Nobody is going to convince me that an independent consultant or a private corporation needs a copy of every single tweet. What these people need is all the tweets for a specific set of keywords or from specific users, and that is still free through the streaming API. Using the /statuses/filter request you can get all the tweets for up to 400 keywords and 5,000 users. All you have to do is decide which words or users you need to track when you make the request.
What Twitter won’t let you do is try and grab every single tweet, store them in a database, and then deliver them for selected keywords or users. That is the definition of a search engine. If you really have the bandwidth and server capacity needed to do this for 100,000,000 tweets each day, why in the world should Twitter deliver this to you for free and foot the bill for its side of the bandwidth and server capacity? That is just absurd. But then a lot of Web 2.0 was exactly that. Thankfully, it is now over.
This ability to get all the tweets, as long as you limit the keywords and users to a reasonable number was restated again today by John Kalucki of the Twitter API team. A developer asked on the API mailing list:
If I am using the statuses/filter streaming API, with a “track=” query
that is not overly broad, and my client never receives any “limit”

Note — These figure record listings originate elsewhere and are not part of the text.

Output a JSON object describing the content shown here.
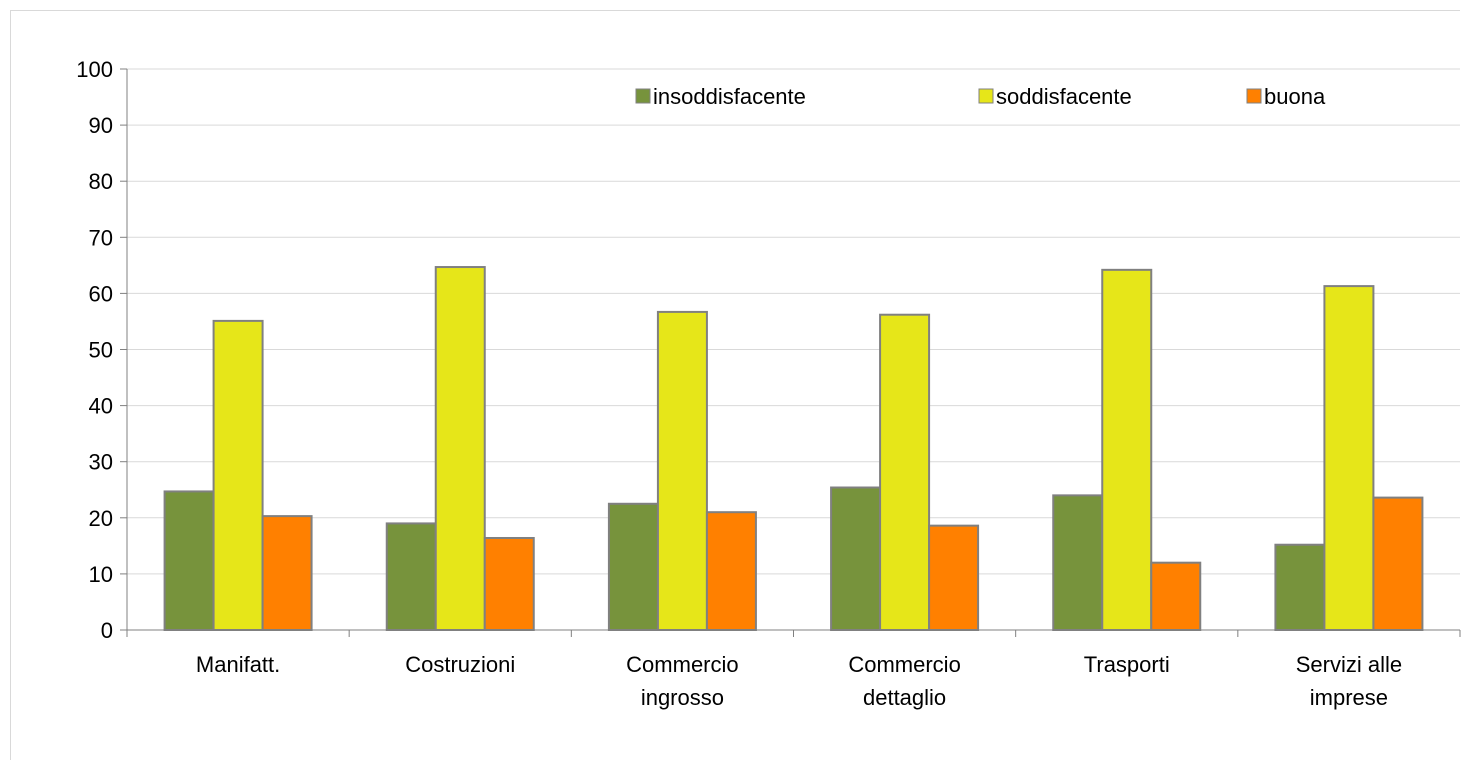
{
  "chart_data": {
    "type": "bar",
    "categories": [
      [
        "Manifatt."
      ],
      [
        "Costruzioni"
      ],
      [
        "Commercio",
        "ingrosso"
      ],
      [
        "Commercio",
        "dettaglio"
      ],
      [
        "Trasporti"
      ],
      [
        "Servizi alle",
        "imprese"
      ]
    ],
    "series": [
      {
        "name": "insoddisfacente",
        "color": "#77933c",
        "values": [
          24.7,
          19.0,
          22.5,
          25.4,
          24.0,
          15.2
        ]
      },
      {
        "name": "soddisfacente",
        "color": "#e6e619",
        "values": [
          55.1,
          64.7,
          56.7,
          56.2,
          64.2,
          61.3
        ]
      },
      {
        "name": "buona",
        "color": "#ff8000",
        "values": [
          20.3,
          16.4,
          21.0,
          18.6,
          12.0,
          23.6
        ]
      }
    ],
    "ylim": [
      0,
      100
    ],
    "yticks": [
      "0",
      "10",
      "20",
      "30",
      "40",
      "50",
      "60",
      "70",
      "80",
      "90",
      "100"
    ],
    "grid": true,
    "legend_position": "top-right",
    "bar_outline_color": "#808080",
    "gridline_color": "#d9d9d9",
    "axis_color": "#808080"
  }
}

responses, can I assume that the results returned represent all the
results from the entire firehose? In other words, in the absence of
“limit” response, is my visibility into the firehose 100%?
Yes, where firehose is the stream of all public statuses, with some low-quality accounts removed.
From my usage of the streaming API, this is correct.
But what about even higher limits? Shouldn’t data be free? Maybe it should be in a perfect world, but in the real world bandwidth, servers, and labor costs aren’t. If you actually need more than the default level of access, you can request a higher level, which is often given for free. If you need all of Twitter’s data, you should share Twitter’s costs, because you better have a business model that supports your side of the costs.
And if you need source code for gathering tweets from the streaming API and storing them in a database, that is still free also.